When it comes to policies for putting a price on greenhouse gas emissions, we believe their effectiveness will be determined by how closely they hew to certain core principles:
- Uniformity of application,
- Reliance on markets to drive the selection of solutions,
- Minimal regulatory complexity and maximum transparency,
- And the flexibility to make future adjustments
In our view, a revenue-neutral carbon tax fulfills those principles.
It is an efficient means of reflecting the cost of carbon in all economic decisions made by companies and consumers.
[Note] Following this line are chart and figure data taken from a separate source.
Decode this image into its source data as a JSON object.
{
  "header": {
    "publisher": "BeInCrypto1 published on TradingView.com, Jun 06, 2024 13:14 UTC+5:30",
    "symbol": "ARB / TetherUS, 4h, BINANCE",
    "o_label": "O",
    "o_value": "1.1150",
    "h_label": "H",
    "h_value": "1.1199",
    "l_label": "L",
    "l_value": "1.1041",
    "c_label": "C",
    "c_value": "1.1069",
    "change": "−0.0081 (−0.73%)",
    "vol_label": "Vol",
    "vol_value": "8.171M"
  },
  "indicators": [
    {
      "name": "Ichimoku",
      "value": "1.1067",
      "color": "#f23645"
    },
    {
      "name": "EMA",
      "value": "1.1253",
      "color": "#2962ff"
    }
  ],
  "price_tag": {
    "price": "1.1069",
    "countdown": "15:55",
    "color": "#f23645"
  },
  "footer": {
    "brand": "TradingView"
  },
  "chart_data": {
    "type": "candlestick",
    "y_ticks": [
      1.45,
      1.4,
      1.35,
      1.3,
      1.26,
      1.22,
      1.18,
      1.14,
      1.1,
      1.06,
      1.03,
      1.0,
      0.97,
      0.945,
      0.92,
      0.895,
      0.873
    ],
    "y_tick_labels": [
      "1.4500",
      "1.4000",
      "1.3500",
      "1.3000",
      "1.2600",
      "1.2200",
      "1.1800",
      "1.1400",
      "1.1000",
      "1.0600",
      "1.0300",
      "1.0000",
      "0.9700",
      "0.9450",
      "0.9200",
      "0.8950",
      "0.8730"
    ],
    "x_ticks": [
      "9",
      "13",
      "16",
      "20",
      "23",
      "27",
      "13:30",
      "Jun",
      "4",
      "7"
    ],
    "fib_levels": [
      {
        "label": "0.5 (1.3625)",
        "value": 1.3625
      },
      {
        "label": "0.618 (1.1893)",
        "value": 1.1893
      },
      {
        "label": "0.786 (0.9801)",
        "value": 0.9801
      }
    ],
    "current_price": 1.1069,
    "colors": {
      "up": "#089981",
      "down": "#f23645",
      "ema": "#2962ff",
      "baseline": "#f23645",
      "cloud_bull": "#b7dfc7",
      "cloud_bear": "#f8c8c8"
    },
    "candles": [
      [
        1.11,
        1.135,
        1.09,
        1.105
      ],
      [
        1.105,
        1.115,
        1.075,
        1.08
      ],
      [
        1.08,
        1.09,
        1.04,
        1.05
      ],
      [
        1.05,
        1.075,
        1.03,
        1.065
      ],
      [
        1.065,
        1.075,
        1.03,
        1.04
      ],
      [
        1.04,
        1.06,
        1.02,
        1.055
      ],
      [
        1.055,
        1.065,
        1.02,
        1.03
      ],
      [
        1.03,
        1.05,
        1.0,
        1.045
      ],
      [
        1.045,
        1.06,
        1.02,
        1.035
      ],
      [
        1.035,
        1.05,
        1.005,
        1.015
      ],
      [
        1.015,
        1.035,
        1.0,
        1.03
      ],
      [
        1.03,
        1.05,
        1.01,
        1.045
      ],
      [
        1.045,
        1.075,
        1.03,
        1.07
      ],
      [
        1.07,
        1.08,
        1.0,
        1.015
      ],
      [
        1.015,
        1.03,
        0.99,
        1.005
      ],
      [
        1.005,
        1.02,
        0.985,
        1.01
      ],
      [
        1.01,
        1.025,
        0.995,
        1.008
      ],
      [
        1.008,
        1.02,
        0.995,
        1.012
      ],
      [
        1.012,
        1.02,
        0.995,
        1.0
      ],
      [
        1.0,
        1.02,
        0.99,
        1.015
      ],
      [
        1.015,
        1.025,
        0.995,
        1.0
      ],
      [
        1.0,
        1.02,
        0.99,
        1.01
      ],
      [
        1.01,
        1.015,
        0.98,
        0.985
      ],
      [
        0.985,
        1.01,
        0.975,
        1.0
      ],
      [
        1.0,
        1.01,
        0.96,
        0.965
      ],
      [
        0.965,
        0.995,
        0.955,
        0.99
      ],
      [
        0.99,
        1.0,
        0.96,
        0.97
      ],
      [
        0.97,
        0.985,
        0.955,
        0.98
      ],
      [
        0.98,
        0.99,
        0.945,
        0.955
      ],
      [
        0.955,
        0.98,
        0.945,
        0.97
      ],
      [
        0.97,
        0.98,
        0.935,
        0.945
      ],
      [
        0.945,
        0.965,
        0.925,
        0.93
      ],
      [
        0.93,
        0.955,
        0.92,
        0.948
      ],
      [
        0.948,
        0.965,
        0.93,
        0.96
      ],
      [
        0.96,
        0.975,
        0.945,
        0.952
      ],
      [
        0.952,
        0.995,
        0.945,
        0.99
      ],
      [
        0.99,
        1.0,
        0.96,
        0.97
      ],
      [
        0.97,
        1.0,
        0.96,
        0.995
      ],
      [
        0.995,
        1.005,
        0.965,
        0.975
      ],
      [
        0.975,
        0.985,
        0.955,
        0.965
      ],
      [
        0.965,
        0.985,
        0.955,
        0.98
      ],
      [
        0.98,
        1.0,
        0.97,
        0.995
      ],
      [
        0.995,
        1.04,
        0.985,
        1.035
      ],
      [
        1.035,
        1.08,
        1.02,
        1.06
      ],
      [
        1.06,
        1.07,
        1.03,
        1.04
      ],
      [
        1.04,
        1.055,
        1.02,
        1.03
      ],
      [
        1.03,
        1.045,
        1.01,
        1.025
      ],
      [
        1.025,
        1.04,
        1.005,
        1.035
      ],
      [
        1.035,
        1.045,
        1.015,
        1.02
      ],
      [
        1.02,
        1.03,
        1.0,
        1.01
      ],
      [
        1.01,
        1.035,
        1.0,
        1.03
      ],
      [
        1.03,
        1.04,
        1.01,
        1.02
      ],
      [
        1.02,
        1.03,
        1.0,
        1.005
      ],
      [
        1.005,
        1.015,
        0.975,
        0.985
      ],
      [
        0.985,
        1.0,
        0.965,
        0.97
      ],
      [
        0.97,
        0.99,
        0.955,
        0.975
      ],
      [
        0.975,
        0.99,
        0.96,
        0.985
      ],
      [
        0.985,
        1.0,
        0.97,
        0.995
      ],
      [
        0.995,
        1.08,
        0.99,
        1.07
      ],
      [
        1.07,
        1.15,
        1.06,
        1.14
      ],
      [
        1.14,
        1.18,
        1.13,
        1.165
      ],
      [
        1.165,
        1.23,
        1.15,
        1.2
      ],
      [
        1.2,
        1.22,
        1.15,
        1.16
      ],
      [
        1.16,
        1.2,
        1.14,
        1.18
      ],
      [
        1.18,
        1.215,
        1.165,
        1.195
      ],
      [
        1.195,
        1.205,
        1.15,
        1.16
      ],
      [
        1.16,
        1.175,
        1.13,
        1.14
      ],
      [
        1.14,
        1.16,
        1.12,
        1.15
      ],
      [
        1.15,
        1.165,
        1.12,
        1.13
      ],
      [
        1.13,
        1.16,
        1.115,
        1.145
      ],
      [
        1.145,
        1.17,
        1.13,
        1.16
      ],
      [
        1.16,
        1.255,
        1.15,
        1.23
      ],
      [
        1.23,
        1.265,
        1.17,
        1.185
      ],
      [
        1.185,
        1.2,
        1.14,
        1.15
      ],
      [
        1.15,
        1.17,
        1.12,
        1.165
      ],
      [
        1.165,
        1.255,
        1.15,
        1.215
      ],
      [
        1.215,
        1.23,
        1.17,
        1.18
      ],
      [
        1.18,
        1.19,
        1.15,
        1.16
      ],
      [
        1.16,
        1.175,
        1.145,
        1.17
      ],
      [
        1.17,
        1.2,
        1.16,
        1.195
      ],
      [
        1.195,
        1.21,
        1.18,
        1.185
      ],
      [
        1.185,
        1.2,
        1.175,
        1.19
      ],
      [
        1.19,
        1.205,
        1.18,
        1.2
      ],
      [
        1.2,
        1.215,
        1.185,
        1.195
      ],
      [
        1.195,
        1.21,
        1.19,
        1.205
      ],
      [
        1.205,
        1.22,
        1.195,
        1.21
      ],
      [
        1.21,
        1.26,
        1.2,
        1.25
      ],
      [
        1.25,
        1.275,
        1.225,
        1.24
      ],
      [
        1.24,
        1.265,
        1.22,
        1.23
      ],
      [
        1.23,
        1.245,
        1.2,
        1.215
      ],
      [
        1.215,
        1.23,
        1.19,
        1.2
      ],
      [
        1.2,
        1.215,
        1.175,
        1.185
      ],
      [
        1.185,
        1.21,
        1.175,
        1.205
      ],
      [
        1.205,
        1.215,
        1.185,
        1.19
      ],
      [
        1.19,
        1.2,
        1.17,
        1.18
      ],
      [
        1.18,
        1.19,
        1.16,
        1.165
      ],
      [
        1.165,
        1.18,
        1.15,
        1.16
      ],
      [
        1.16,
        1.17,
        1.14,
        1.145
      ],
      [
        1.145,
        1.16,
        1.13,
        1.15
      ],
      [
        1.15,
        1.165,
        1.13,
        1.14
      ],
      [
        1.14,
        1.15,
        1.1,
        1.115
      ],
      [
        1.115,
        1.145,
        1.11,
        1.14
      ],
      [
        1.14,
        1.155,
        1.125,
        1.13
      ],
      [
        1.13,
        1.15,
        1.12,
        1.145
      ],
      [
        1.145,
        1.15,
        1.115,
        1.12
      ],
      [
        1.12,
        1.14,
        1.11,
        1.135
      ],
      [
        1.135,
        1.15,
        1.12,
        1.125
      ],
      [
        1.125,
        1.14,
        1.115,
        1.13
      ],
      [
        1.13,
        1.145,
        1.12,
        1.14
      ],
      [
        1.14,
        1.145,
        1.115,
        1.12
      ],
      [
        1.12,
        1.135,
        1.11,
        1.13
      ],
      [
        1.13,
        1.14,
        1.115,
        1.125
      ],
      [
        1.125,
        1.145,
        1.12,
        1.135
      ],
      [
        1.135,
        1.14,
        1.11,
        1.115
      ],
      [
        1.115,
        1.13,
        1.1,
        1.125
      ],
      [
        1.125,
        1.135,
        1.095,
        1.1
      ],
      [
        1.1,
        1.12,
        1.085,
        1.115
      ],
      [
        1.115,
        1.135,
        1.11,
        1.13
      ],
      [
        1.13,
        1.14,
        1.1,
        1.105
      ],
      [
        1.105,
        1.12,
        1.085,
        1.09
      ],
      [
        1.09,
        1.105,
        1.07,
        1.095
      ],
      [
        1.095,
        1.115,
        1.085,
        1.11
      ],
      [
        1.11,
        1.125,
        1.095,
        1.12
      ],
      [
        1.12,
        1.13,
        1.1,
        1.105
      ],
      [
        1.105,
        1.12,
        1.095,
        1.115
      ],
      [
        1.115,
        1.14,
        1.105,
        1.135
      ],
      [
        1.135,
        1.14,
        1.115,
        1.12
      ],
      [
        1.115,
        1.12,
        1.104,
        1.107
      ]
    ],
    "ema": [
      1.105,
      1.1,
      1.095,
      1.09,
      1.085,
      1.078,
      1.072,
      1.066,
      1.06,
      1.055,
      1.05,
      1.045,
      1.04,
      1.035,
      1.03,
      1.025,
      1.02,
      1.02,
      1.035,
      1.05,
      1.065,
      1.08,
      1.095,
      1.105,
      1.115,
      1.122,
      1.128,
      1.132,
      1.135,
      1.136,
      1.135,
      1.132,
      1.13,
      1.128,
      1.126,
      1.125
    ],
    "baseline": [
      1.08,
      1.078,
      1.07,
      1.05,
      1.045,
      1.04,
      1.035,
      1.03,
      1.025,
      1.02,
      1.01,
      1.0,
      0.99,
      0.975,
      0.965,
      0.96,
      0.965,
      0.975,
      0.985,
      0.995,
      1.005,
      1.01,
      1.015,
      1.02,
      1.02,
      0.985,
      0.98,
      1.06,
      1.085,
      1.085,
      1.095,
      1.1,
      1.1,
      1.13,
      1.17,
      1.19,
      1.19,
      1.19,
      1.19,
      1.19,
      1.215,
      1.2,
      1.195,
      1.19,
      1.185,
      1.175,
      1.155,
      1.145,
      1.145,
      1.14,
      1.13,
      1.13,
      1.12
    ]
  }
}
The challenge is global, so policy options must encourage and support global engagement.
Managing the balance of nature
A final thought: We are gathered in a beautiful hotel that stands on the spot of what was Grosvenor House, perhaps the finest London residence of the 19th century and home to the Dukes of Westminster, whose family name is Grosvenor.
When the sixth Duke of Westminster, Gerald Cavendish Grosvenor, passed away last year at the age of 64, his obituaries noted his abiding concern for the environment.
They also noted his belief in mankind’s obligation to protect it. He was quoted once saying “It is therefore our responsibility to manage the balance of nature, alongside the 20th century industrialization that we appear to find so necessary.”
The late Duke of Westminster remains correct on that score. The obligation to balance nature with modern society remains.
So too does our obligation to spread the benefits of affordable and reliable energy widely to raise living standards, promote economic development, and alleviate poverty.
More and more, it seems clear, natural gas is suited to play a key role.